Magistrate Ronnie Short said for him, voting for the tax increase came down to “a seven-letter word we have to remember — service.”

The tax increase will enable the county to continue providing service to its residents, including those services provided by the EMS, sheriff’s office and road department, Short said.

“Service costs. Anybody ever given you any service that doesn’t cost you? It does cost,” he said. “The service we provide to this county — we can either go forward with it or we can say, ‘No, we’re not going to do anything.’ When the money runs, out, guess what happens to your services?”

Magistrate Tom Ellis echoed the concerns of others about rising pension costs and the need to do something about the county’s aging jail. And he restated the end-of-year deadline when the Census and state law combine to prevent any future increases.

“I, too, am one of those people who is very ultra-conservative, looking at additional taxation,” he said. “But this is an imperative, well illustrated by Magistrate Caywood and Magistrate Sammons that if we do not do this before midnight, Dec. 31, that opportunity … is lost.”

 

Cullen asked to explain opposition

Cullen said he appreciated the comments about service from Magistrate Short, “but we have a service to the taxpayers as well — to be responsible with the funds that are allocated right now.”

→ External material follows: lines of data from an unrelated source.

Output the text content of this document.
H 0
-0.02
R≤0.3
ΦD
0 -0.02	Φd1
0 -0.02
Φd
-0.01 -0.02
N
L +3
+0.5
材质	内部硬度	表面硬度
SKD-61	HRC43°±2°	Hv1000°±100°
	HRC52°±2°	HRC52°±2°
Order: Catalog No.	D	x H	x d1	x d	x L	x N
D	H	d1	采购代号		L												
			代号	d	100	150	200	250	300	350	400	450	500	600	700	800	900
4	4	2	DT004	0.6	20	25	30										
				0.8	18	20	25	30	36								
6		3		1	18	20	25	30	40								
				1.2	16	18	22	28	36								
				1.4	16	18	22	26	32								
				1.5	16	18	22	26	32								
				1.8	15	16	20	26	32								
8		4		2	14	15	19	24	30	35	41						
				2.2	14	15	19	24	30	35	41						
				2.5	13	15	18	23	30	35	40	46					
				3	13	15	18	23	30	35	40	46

Cullen said all members of fiscal court should be working with Treasurer Mary Conley to identify areas where the county is spending too much and work to cut spending in the next budget cycle.

“That’s really what this comes down to is waste,” he said. “… When we start talking about budgets, are we going to remember this feeling in our stomachs about having to raise this tax?”

Cullen said if the fiscal court gets serious about cutting spending in the county’s seven departments, it could reduce expenses enough that it could no longer need the tax increases.

“Are we willing to scale back this tax increase?” he asked. “Because that’s always an option and we really need to look at that as we go through … Let’s find ways to make this better and stop spending.”

Magistrate Gay pushed back on Cullen’s perspective.

“I think we do scrutinize our budget and work to keep our budget as lean and as efficient as we possibly can under (Judge-Executive Howard Hunt’s) guidance and (Conley’s) guidance,” he said.

Hunt said he would accept Cullen’s “challenge that we need to be more vigilant over the expenditures. But I do not agree with the premise that our budgets are elaborate in any way, shape or form, or exuberant.”

“I don’t think I said that,” Cullen responded.

Cullen said later he thinks the fiscal court should be telling department heads directly to “tighten your belts” and certainly not to expect any increase in funding following the tax increase.

“This is not going to be a pay raise for anybody,” he said.

After the 5-1 vote, Hunt said he wouldn’t vote but that “I side with the majority.”

Caywood asked for an explanation of Cullen’s vote against the increases.

“He knows what we’re dealing with because of the white paper he helped prepare,” Caywood said. “I would like to know what his alternative plans are.”

“I think I was pretty specific about why I voted no, and I think that going over budgets will take a lot of it,” Cullen said.

Then, Cullen said he would like to see Boyle County EMS become its own special taxing district, rather than a department funded through the fiscal court.

“There’s alternatives, there’s options,” he said. “We’re a town of 30,000 people and our budget has opportunities to scale back.”

Cullen also suggested the county could save money by offering less generous benefits to its employees.

Ellis said he respects Cullen for allowing the recommended increase to pass out of the Finance Committee so the full fiscal court could consider it, even though Cullen opposed it.

Caywood took issue with Cullen’s EMS taxing district proposal.

“An EMS taxing district is only shifting who you write the check to,” Caywood said. “The taxpayer is still paying the tax. And I say that respectfully.”

Later in the meeting, Hunt announced that the Kentucky Retirement Systems board had indeed voted to increase the mandatory retirement payments for system members like Boyle County by 12% for the coming year — one of the expected increases officials say the tax increases will help cover.